Makale Dizini

Çıkarmalar

Zığındere Çıkarması

Zığındere Çıkarması, Çanakkale Savaşı sırasında Müttefik kuvvetlerce 25 Nisan 1915 sabahı Seddülbahir bölgesindeki beş kumsala yapılan çıkarmalardan biridir.

Çıkarma

Zığındere koyu, dik kayalıkların denize kadar indiği bir sahildir. General Sır Ian Hamilton, Seddülbahir Cephesi'nin en kuzeyindeki bu sahile baskın tarzı bir çıkarma yapmıştır. Hazırlık ateşi olmaksızın, büyük bir sessizlik içinde saat 04:30 da diğer çıkarma kumsallarında hazırlık ateşi açıldığı sırada başlayan çıkarma, 06:30 dolaylarında iki tabur ve bir bölüğün kıyıya çıkması ile gerçekleştirilmiştir. Çıkarma boyunca sahilden tek bir silah bile patlamamıştır. Yakın tepelere tırmanan keşif kolları, sadece dört Türk askerine rastlamışlardı. Baskına uğrayan bu askerlerden ikisi ölü, ikisi de esir olarak ele geçmişti.

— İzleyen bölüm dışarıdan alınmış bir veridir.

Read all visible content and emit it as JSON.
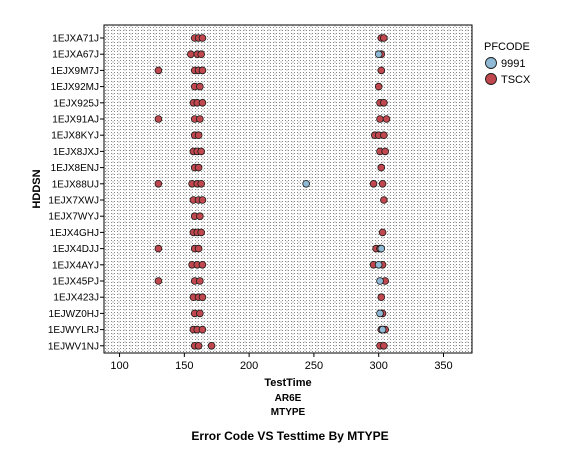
{
  "chart_data": {
    "type": "scatter",
    "title": "Error Code VS Testtime By MTYPE",
    "xlabel": "TestTime",
    "xlabel_sub": [
      "AR6E",
      "MTYPE"
    ],
    "ylabel": "HDDSN",
    "xlim": [
      88,
      372
    ],
    "xticks": [
      100,
      150,
      200,
      250,
      300,
      350
    ],
    "grid": true,
    "legend": {
      "title": "PFCODE",
      "placement": "right"
    },
    "categories": [
      "1EJXA71J",
      "1EJXA67J",
      "1EJX9M7J",
      "1EJX92MJ",
      "1EJX925J",
      "1EJX91AJ",
      "1EJX8KYJ",
      "1EJX8JXJ",
      "1EJX8ENJ",
      "1EJX88UJ",
      "1EJX7XWJ",
      "1EJX7WYJ",
      "1EJX4GHJ",
      "1EJX4DJJ",
      "1EJX4AYJ",
      "1EJX45PJ",
      "1EJX423J",
      "1EJWZ0HJ",
      "1EJWYLRJ",
      "1EJWV1NJ"
    ],
    "series": [
      {
        "name": "9991",
        "color": "#8fb9d4",
        "points": [
          {
            "x": 300,
            "y": "1EJXA67J"
          },
          {
            "x": 244,
            "y": "1EJX88UJ"
          },
          {
            "x": 302,
            "y": "1EJX4DJJ"
          },
          {
            "x": 300,
            "y": "1EJX4AYJ"
          },
          {
            "x": 301,
            "y": "1EJX45PJ"
          },
          {
            "x": 301,
            "y": "1EJWZ0HJ"
          },
          {
            "x": 303,
            "y": "1EJWYLRJ"
          }
        ]
      },
      {
        "name": "TSCX",
        "color": "#c0474d",
        "points": [
          {
            "x": 158,
            "y": "1EJXA71J"
          },
          {
            "x": 161,
            "y": "1EJXA71J"
          },
          {
            "x": 164,
            "y": "1EJXA71J"
          },
          {
            "x": 302,
            "y": "1EJXA71J"
          },
          {
            "x": 304,
            "y": "1EJXA71J"
          },
          {
            "x": 155,
            "y": "1EJXA67J"
          },
          {
            "x": 160,
            "y": "1EJXA67J"
          },
          {
            "x": 163,
            "y": "1EJXA67J"
          },
          {
            "x": 302,
            "y": "1EJXA67J"
          },
          {
            "x": 130,
            "y": "1EJX9M7J"
          },
          {
            "x": 158,
            "y": "1EJX9M7J"
          },
          {
            "x": 161,
            "y": "1EJX9M7J"
          },
          {
            "x": 164,
            "y": "1EJX9M7J"
          },
          {
            "x": 302,
            "y": "1EJX9M7J"
          },
          {
            "x": 158,
            "y": "1EJX92MJ"
          },
          {
            "x": 162,
            "y": "1EJX92MJ"
          },
          {
            "x": 300,
            "y": "1EJX92MJ"
          },
          {
            "x": 157,
            "y": "1EJX925J"
          },
          {
            "x": 160,
            "y": "1EJX925J"
          },
          {
            "x": 164,
            "y": "1EJX925J"
          },
          {
            "x": 301,
            "y": "1EJX925J"
          },
          {
            "x": 304,
            "y": "1EJX925J"
          },
          {
            "x": 130,
            "y": "1EJX91AJ"
          },
          {
            "x": 158,
            "y": "1EJX91AJ"
          },
          {
            "x": 162,
            "y": "1EJX91AJ"
          },
          {
            "x": 301,
            "y": "1EJX91AJ"
          },
          {
            "x": 306,
            "y": "1EJX91AJ"
          },
          {
            "x": 158,
            "y": "1EJX8KYJ"
          },
          {
            "x": 161,
            "y": "1EJX8KYJ"
          },
          {
            "x": 297,
            "y": "1EJX8KYJ"
          },
          {
            "x": 300,
            "y": "1EJX8KYJ"
          },
          {
            "x": 304,
            "y": "1EJX8KYJ"
          },
          {
            "x": 157,
            "y": "1EJX8JXJ"
          },
          {
            "x": 160,
            "y": "1EJX8JXJ"
          },
          {
            "x": 163,
            "y": "1EJX8JXJ"
          },
          {
            "x": 301,
            "y": "1EJX8JXJ"
          },
          {
            "x": 305,
            "y": "1EJX8JXJ"
          },
          {
            "x": 158,
            "y": "1EJX8ENJ"
          },
          {
            "x": 161,
            "y": "1EJX8ENJ"
          },
          {
            "x": 302,
            "y": "1EJX8ENJ"
          },
          {
            "x": 130,
            "y": "1EJX88UJ"
          },
          {
            "x": 156,
            "y": "1EJX88UJ"
          },
          {
            "x": 160,
            "y": "1EJX88UJ"
          },
          {
            "x": 163,
            "y": "1EJX88UJ"
          },
          {
            "x": 296,
            "y": "1EJX88UJ"
          },
          {
            "x": 303,
            "y": "1EJX88UJ"
          },
          {
            "x": 157,
            "y": "1EJX7XWJ"
          },
          {
            "x": 161,
            "y": "1EJX7XWJ"
          },
          {
            "x": 164,
            "y": "1EJX7XWJ"
          },
          {
            "x": 304,
            "y": "1EJX7XWJ"
          },
          {
            "x": 158,
            "y": "1EJX7WYJ"
          },
          {
            "x": 162,
            "y": "1EJX7WYJ"
          },
          {
            "x": 157,
            "y": "1EJX4GHJ"
          },
          {
            "x": 160,
            "y": "1EJX4GHJ"
          },
          {
            "x": 163,
            "y": "1EJX4GHJ"
          },
          {
            "x": 303,
            "y": "1EJX4GHJ"
          },
          {
            "x": 130,
            "y": "1EJX4DJJ"
          },
          {
            "x": 158,
            "y": "1EJX4DJJ"
          },
          {
            "x": 161,
            "y": "1EJX4DJJ"
          },
          {
            "x": 298,
            "y": "1EJX4DJJ"
          },
          {
            "x": 301,
            "y": "1EJX4DJJ"
          },
          {
            "x": 156,
            "y": "1EJX4AYJ"
          },
          {
            "x": 160,
            "y": "1EJX4AYJ"
          },
          {
            "x": 164,
            "y": "1EJX4AYJ"
          },
          {
            "x": 296,
            "y": "1EJX4AYJ"
          },
          {
            "x": 303,
            "y": "1EJX4AYJ"
          },
          {
            "x": 130,
            "y": "1EJX45PJ"
          },
          {
            "x": 158,
            "y": "1EJX45PJ"
          },
          {
            "x": 162,
            "y": "1EJX45PJ"
          },
          {
            "x": 305,
            "y": "1EJX45PJ"
          },
          {
            "x": 157,
            "y": "1EJX423J"
          },
          {
            "x": 161,
            "y": "1EJX423J"
          },
          {
            "x": 164,
            "y": "1EJX423J"
          },
          {
            "x": 302,
            "y": "1EJX423J"
          },
          {
            "x": 158,
            "y": "1EJWZ0HJ"
          },
          {
            "x": 162,
            "y": "1EJWZ0HJ"
          },
          {
            "x": 303,
            "y": "1EJWZ0HJ"
          },
          {
            "x": 157,
            "y": "1EJWYLRJ"
          },
          {
            "x": 160,
            "y": "1EJWYLRJ"
          },
          {
            "x": 164,
            "y": "1EJWYLRJ"
          },
          {
            "x": 302,
            "y": "1EJWYLRJ"
          },
          {
            "x": 305,
            "y": "1EJWYLRJ"
          },
          {
            "x": 158,
            "y": "1EJWV1NJ"
          },
          {
            "x": 161,
            "y": "1EJWV1NJ"
          },
          {
            "x": 171,
            "y": "1EJWV1NJ"
          },
          {
            "x": 301,
            "y": "1EJWV1NJ"
          },
          {
            "x": 304,
            "y": "1EJWV1NJ"
          }
        ]
      }
    ]
  }
}
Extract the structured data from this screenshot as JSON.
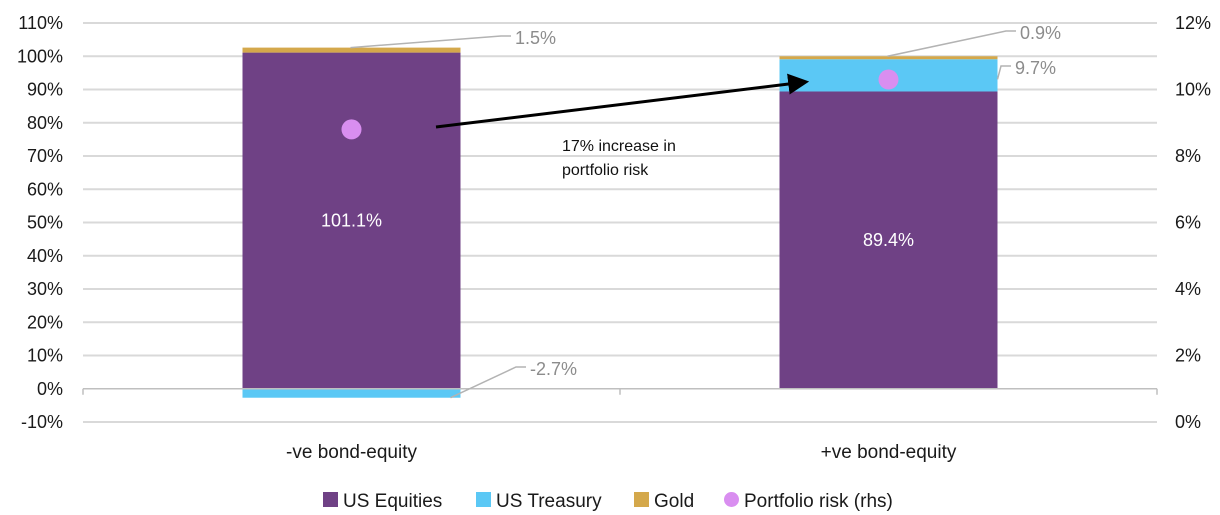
{
  "chart_data": {
    "type": "bar",
    "stacked": true,
    "categories": [
      "-ve bond-equity",
      "+ve bond-equity"
    ],
    "series": [
      {
        "name": "US Equities",
        "color": "#6f4185",
        "values": [
          101.1,
          89.4
        ],
        "labels": [
          "101.1%",
          "89.4%"
        ]
      },
      {
        "name": "US Treasury",
        "color": "#5bc8f5",
        "values": [
          -2.7,
          9.7
        ],
        "labels": [
          "-2.7%",
          "9.7%"
        ]
      },
      {
        "name": "Gold",
        "color": "#d4a84b",
        "values": [
          1.5,
          0.9
        ],
        "labels": [
          "1.5%",
          "0.9%"
        ]
      }
    ],
    "overlay_series": {
      "name": "Portfolio risk (rhs)",
      "type": "scatter",
      "axis": "right",
      "color": "#d98ef0",
      "values": [
        8.8,
        10.3
      ]
    },
    "left_axis": {
      "ylim": [
        -10,
        110
      ],
      "ticks": [
        -10,
        0,
        10,
        20,
        30,
        40,
        50,
        60,
        70,
        80,
        90,
        100,
        110
      ],
      "tick_labels": [
        "-10%",
        "0%",
        "10%",
        "20%",
        "30%",
        "40%",
        "50%",
        "60%",
        "70%",
        "80%",
        "90%",
        "100%",
        "110%"
      ]
    },
    "right_axis": {
      "ylim": [
        0,
        12
      ],
      "ticks": [
        0,
        2,
        4,
        6,
        8,
        10,
        12
      ],
      "tick_labels": [
        "0%",
        "2%",
        "4%",
        "6%",
        "8%",
        "10%",
        "12%"
      ]
    },
    "grid": true,
    "legend_position": "bottom",
    "annotation": {
      "lines": [
        "17% increase in",
        "portfolio risk"
      ]
    },
    "xlabel": "",
    "ylabel": ""
  }
}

Bu koya çıkan birliklerin görevi, bölgede bulunduğu düşünülen bir Türk topunu ele geçirmek ve diğer dört kumsala çıkan birliklerin ileri harekâtı onların hizasına ulaştığında Kirte yönündeki ilerleyişte onlara katılmaktı. Ancak diğer kumsaldaki İngiliz birlikleri sert bir direnmeyle karşılaşmış ve ilerleyememişlerdir. Böyle bir olasılık hesaba katılmadığı için çıkarma kuvvetleri komutanı Yarbay Matthews'e bu durumda nasıl hareket edeceği konusunda da herhangi bir talimat verilmemişti. Oysa Zığındere'de, çıkarmanın ilk saatlerinde Türk direnişi yoktur. Türkler, gerideki ihtiyatlarını da hızla diğer dört kumsala kaydırmışlardı. Çıkarma kuvvetleri komutanı Yarbay Matthews, yaveriyle ilerlemiş ve Kirte Köyü'nün dış evlerine 500 m. kadar sokulmuş ve hiçbir Türk askeriyle karşılaşmamıştı. Gerçekte köy tümüyle boştu. Üstelik Zığındere çıkarma birliklerine bir takviyeye gerek olup olmadığı sorulmuş, bir yanıt alınamamıştı. Direnme olmadığına göre takviyeye de gerek yoktu.

Türk karşı taarruzları

Zığındere ve İkiz Koyu, 2. Türk Taburunun görev bölgesidir. Kıyıda bu denli uzun bir hattı 6. Bölük tutmaktadır. 2. Tabur'un diğer bölükleri ihtiyat olarak geride tutulmaktaydılar ama bir bölük dışında diğer bölükler çıkarmanın başlamasıyla İkiz Koyu ve diğer koylara takviye için kaydırılmışlardır. 26. Alay Komutanı Yarbay Kadri Bey, elindeki son ihtiyat olan 5. Bölük'ü derhal Zığındere'ye sevk etmiştir. Türk 5. Bölük'ünün, bölgeye ulaşır ulaşmaz yürüyüş kollarından açılarak giriştiği taarruz, Zığındere'de iki İngiliz taburunu durdurmayı başarmıştır. Esasen Zığındere'deki İngiliz askeri gücü (2.000 asker) bu bölüğü ezip geçecek güçtedir ve bu bölüğün gerisinde hiçbir Türk kuvveti yoktur. Gerçekte bölgeyi savunan ve halihazırda dört kumsalda çarpışmakta olan Türk kuvvetleriyle sadece Zığındere'ye çıkmış İngiliz kuvvetleri denktir, iki tarafa da ikişer tabur vardır.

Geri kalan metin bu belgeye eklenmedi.